I'm gradually trying to start a coffee roasting business and I've come across a link to someone is selling a "Data max Nova 4 thermal label printer". The idea is that on the degassing bags I can print a label to put on the bags.

I've seen this one for sell and was wondering would it be any good for myself. Looking online and trying to find more information about it. Has anyone any experience of this or recommend a label printer that would print well for bags.

Many thanks

Phil.


----------



## johnealey (May 19, 2014)

Hi @Dartmoor Coffee Phil

you may want to start with something like a brother thermal printer that accepts DX self adhesive rolls that can be sized / cut on the fly. Have a look at something like QL 700 here (just an example) and you can get generic DX rolls in different widths from Amazon / ebay etc (62mm wide by 30m work well on 250g bag sizes and up).

Have a QL-570 that has performed without for close to 350m of labels of different sizes sometimes producing 40-50 at a time and is probably 3-4 years old now.

Not the worlds most comprehensive software but easy enough to produce text of different sizes of different fonts etc and at approx. £30 at the time, not going to cry if I kill it.

Would think you might want to keep your costs down when starting up, above may help 

John


----------



## Tsangpa (Nov 26, 2017)

That looks more of a shipping label printer. Have you thought about having the labels printed? You could have a design with a space for handwriting the type of coffee/roast level/grind level/roast date. If you get the design right the handwritten details will look in keeping with it and the finish of a professionally printed label will usually be higher than the finish you can achieve. It looks to be about £150-£200 for 1,000 labels depending on size. At least that way you get a good look and can scale up to printing your own when the demand requires it.

These should give you some ideas:

https://label.co.uk/

https://www.handylabels.co.uk/

https://www.fastlabels.co.uk/


----------



## Dartmoor Coffee (Feb 4, 2020)

Thanks. I wasn't too sure what it was for, or given the software could I design labels for what I wanted.
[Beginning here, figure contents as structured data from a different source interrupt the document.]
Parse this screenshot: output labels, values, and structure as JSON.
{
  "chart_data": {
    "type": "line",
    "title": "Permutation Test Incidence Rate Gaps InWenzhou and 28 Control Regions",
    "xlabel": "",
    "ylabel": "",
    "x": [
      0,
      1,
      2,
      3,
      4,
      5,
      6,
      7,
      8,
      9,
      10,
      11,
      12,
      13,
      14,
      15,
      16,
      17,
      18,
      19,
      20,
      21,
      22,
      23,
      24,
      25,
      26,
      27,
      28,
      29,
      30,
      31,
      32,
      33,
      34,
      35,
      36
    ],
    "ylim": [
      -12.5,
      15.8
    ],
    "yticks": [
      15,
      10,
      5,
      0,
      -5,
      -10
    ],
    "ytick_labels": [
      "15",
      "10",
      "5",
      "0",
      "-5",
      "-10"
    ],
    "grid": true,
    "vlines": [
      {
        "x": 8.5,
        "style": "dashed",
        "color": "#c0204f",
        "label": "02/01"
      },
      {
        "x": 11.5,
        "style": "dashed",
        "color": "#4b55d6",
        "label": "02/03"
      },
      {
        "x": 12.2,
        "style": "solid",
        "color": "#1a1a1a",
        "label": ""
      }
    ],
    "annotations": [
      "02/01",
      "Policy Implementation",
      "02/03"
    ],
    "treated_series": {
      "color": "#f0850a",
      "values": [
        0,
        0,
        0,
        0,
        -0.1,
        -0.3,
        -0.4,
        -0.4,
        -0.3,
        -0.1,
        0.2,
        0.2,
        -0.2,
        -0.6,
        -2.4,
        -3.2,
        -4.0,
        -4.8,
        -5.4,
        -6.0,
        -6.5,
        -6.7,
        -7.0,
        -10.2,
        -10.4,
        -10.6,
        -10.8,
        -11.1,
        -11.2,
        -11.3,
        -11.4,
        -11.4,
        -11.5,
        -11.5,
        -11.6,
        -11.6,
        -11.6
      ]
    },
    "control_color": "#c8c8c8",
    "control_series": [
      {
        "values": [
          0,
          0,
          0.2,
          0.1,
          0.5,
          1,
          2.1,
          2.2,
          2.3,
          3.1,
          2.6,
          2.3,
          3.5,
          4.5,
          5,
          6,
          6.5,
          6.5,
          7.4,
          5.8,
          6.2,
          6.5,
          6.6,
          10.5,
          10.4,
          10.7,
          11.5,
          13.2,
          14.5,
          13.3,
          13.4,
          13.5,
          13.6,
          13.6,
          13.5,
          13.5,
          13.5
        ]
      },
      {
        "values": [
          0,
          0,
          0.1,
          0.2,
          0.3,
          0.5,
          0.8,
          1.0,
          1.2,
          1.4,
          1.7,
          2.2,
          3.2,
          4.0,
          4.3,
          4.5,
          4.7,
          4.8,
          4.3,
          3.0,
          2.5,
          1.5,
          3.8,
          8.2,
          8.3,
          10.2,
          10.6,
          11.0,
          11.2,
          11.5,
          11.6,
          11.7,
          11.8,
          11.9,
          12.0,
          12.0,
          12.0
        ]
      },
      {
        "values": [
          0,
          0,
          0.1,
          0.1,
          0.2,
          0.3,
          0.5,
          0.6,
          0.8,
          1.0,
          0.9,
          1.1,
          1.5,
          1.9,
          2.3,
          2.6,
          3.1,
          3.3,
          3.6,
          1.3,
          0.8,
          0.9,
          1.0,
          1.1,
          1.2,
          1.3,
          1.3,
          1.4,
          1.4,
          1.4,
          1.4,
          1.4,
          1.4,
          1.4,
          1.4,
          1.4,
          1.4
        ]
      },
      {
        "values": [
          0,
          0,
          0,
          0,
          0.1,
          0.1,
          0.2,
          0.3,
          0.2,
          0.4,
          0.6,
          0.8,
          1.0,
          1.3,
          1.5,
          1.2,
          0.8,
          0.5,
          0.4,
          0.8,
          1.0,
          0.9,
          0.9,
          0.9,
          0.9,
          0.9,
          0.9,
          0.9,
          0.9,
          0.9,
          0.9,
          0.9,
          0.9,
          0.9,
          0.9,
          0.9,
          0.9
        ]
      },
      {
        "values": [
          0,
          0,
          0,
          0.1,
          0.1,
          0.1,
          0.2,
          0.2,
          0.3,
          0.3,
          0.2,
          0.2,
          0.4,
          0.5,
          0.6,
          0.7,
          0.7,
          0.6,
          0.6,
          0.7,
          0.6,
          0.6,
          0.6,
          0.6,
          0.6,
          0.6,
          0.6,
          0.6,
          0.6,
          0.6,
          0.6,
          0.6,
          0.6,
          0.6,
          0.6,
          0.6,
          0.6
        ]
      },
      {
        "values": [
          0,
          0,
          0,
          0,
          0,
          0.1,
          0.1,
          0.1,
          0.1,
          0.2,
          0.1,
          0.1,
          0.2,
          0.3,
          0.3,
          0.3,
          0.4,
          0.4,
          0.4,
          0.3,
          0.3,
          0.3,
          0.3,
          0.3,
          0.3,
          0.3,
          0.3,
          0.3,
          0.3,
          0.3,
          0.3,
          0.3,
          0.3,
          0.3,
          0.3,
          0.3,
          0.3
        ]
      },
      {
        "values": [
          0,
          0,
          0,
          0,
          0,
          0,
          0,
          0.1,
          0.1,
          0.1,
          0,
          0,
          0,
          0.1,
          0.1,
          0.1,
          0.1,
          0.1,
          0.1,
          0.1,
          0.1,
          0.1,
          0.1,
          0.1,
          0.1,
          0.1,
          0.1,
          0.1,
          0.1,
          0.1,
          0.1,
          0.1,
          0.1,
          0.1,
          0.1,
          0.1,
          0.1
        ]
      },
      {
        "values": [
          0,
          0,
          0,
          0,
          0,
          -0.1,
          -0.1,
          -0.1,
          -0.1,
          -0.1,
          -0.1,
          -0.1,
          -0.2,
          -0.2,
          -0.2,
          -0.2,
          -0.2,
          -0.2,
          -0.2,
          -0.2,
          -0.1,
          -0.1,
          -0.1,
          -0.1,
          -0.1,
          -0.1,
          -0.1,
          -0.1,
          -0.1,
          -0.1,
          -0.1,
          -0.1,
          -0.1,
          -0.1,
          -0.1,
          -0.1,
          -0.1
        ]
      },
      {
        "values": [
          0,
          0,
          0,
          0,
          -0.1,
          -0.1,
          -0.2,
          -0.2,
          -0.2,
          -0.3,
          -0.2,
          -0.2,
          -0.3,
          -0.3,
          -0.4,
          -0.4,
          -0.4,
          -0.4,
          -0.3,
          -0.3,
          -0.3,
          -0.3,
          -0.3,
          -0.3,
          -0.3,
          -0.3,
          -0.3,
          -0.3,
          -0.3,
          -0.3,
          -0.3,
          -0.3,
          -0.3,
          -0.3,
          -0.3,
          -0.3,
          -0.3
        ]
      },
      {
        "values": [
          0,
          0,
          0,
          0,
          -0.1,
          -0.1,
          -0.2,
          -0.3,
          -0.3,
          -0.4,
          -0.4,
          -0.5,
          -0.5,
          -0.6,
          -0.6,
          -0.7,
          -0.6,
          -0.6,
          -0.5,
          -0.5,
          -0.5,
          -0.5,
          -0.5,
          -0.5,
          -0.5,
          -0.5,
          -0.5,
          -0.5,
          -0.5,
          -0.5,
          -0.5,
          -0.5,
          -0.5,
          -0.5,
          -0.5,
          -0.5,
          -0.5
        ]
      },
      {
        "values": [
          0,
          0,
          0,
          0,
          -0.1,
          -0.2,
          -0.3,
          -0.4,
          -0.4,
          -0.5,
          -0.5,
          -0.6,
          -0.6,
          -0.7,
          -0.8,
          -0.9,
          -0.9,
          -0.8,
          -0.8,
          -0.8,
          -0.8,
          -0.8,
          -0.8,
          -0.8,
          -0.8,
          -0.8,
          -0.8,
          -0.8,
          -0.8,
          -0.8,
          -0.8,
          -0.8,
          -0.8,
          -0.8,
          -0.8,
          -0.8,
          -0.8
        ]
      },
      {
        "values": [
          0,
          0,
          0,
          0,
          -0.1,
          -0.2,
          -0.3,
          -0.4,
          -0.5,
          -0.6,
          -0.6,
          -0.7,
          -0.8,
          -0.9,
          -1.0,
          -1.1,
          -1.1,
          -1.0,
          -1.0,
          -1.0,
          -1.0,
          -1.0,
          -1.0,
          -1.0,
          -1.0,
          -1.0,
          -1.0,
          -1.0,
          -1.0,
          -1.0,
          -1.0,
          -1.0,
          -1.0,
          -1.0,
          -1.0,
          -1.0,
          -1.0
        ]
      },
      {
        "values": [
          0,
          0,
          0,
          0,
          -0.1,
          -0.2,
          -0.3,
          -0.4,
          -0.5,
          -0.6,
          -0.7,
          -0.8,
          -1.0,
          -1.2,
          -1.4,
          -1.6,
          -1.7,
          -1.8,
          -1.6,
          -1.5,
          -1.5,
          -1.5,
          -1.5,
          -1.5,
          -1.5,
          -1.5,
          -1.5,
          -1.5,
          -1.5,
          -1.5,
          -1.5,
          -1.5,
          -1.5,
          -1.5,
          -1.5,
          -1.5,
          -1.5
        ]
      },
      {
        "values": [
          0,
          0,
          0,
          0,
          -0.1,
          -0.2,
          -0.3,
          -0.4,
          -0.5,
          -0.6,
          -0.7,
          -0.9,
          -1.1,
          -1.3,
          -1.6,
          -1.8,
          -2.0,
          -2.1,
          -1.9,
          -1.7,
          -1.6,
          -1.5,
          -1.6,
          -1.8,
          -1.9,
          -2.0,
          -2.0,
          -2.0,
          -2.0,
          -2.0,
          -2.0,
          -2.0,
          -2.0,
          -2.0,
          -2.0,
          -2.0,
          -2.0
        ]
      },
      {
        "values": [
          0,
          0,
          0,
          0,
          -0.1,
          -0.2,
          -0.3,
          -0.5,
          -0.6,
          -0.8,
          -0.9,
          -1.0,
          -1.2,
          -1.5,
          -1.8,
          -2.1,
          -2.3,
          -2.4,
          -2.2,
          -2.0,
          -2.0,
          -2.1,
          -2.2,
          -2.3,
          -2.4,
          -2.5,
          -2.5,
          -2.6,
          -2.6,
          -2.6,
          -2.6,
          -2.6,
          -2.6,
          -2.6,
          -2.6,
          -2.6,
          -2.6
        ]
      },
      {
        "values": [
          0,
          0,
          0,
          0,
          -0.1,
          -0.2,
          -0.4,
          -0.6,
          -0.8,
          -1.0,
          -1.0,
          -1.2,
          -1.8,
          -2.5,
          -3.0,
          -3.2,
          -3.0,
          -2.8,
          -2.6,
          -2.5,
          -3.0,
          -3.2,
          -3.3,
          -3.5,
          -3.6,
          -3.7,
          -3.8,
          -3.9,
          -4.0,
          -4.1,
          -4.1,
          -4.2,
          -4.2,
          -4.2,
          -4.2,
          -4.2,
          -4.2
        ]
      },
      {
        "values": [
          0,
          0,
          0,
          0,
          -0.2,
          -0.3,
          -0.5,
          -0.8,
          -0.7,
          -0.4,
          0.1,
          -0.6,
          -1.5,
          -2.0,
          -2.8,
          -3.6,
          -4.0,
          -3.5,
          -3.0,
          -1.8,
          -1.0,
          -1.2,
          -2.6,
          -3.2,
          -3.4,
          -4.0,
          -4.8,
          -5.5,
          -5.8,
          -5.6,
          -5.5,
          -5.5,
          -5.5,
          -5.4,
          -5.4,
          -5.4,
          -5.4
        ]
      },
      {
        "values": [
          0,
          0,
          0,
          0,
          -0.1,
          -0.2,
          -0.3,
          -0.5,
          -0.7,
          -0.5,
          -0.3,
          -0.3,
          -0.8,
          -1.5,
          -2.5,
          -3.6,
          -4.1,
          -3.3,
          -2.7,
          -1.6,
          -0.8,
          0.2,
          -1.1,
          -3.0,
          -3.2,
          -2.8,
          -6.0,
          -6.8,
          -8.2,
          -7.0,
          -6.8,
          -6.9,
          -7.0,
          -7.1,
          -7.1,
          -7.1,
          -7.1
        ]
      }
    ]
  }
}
It is selling for only £150 so thought wasn't too bad cost-wise.

@johnealey - thanks will take a look at the device.

@Tsangpa - I had thought about this, but I'm guessing my design would be fluid for a while till I'm happy so wasn't sure about getting a load of labels till a solid design.


----------



## filthynines (May 2, 2016)

I've gone the route @Tsangpa suggested. I had a designer put together a template which can be easily edited. I have two options: print a batch of labels for each coffee in advance, or just print blanks and fill them in as needed. I might end up doing a bit of both.

That suggestion from @johnealey might well be what I was looking for regarding shipping, though!


----------